Traffic Management Project
Economies in Southeast Asia are turning to AI to solve traffic congestion, which hinders mobility and economic growth.
The first step in the push towards alleviating traffic congestion is to understand travel demand and travel patterns within the city.
Can we accurately forecast travel demand based on historical Grab bookings to predict areas and times with high travel demand?
The given dataset contains normalized historical demand of a city, aggregated spatiotemporally within geohashes and over 15-minute intervals. The dataset spans over a two month period.

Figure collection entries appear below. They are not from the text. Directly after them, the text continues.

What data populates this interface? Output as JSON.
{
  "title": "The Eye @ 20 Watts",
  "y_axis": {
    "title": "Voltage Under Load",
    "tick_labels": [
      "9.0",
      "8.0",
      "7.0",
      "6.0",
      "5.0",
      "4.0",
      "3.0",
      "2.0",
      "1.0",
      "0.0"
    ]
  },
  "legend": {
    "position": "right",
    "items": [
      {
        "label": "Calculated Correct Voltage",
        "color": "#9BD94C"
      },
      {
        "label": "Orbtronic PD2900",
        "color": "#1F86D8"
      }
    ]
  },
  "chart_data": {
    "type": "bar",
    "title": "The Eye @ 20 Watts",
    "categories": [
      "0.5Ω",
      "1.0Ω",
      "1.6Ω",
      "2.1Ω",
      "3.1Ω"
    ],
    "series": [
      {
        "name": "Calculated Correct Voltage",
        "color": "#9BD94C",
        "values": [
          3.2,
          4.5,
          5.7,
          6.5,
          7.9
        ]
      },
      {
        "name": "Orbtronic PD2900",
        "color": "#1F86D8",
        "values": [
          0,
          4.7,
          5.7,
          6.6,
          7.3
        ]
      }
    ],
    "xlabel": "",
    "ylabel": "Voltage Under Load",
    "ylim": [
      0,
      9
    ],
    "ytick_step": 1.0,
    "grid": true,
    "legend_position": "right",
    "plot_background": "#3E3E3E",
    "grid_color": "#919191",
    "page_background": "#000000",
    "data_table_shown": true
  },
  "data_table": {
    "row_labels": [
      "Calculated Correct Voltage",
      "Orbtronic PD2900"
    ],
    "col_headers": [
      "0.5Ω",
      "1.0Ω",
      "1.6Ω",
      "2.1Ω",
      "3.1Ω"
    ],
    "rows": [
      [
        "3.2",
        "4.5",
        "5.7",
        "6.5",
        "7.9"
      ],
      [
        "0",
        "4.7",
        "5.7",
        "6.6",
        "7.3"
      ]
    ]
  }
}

geohash6: encoded geographic location
day: days follow a sequential order and not a particular day of the month
timestamp: 15-minute intervals
demand: aggregated demand normalized with values from 0 to 1
We can make the following assumptions and draw some conclusions from them about the trends in data:
- From the demand by day graphs, it is obvious that the demands are increasing in every five days and then we could notice the low demand in the following two days.
- From the demand by location (latitude and longitude) graphs, the southern and central locations have high demand.
- An interesting issue is that most of the coordinates lie in the Indian ocean.
- I grouped the entire dataset by time (binned into quarter hours).
- I also added additional features based on the time and day of the week.
- These features are transformed into sine and cosine forms for catching the relationship in cyclic numerical features.
- Random Forest regression The results show that the ability of the Random Forest algorithm is to capture the complexities in the features, especially latitude and longitude
For further improvement, Apache Spark can be used as Spark clusters for high-performance models.